Uniform Benchmarking of Low Voltage Van Der Waals FETs
Somaia Sarwat Sylvia, Khairul Alam, Roger K Lake

TL;DR
This paper benchmarks various low-voltage 2D material FETs and silicon FETs, analyzing how scaling and effective mass influence their performance, and finds that certain 2D materials are competitive at 0.3V operation.
Contribution
It provides a comprehensive uniform benchmarking of low-voltage 2D material FETs across different technology nodes and compares them to ultra-thin-body silicon FETs, highlighting the impact of effective mass.
Findings
Effective mass around 0.4 m0 yields maximum drive current.
Short 6 nm gate length is tolerant to material quality variations.

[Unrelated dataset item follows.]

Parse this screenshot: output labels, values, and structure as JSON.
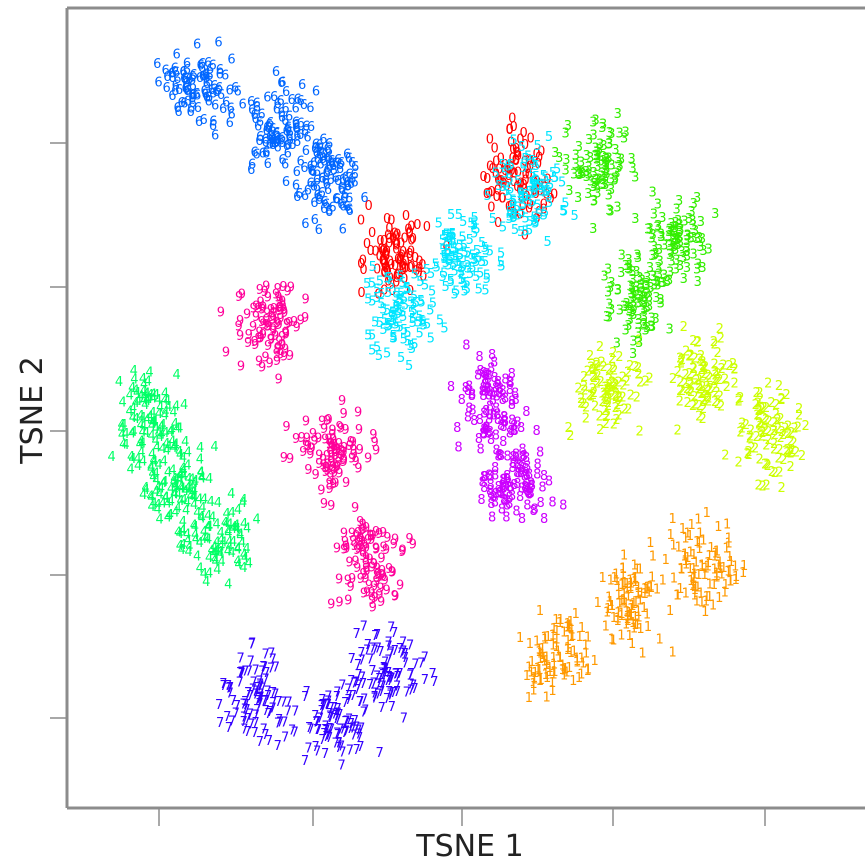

2D material FETs are competitive with silicon FETs at low voltage.
Abstract
Monolayer MoS2, MoSe2, MoTe2, WS2, WSe2, and black phosphorous field effect transistors (FETs) operating in the low-voltage (LV) regime (0.3V) with geometries from the 2019 and 2028 nodes of the 2013 International Technology Roadmap for Semiconductors (ITRS) are benchmarked along with an ultra-thin-body Si FET. Current can increase or decrease with scaling, and the trend is strongly correlated with the effective mass. For LV operation at the 2028 node, an effective mass of ~0.4 m0, corresponding to that of WSe2, gives the maximum drive current. The short 6 nm gate length combined with LV operation is forgiving in its requirements for material quality and contact resistances. In this LV regime, device and circuit performance are competitive using currently measured values for mobilities and contact resistances for the monolayer two-dimensional materials.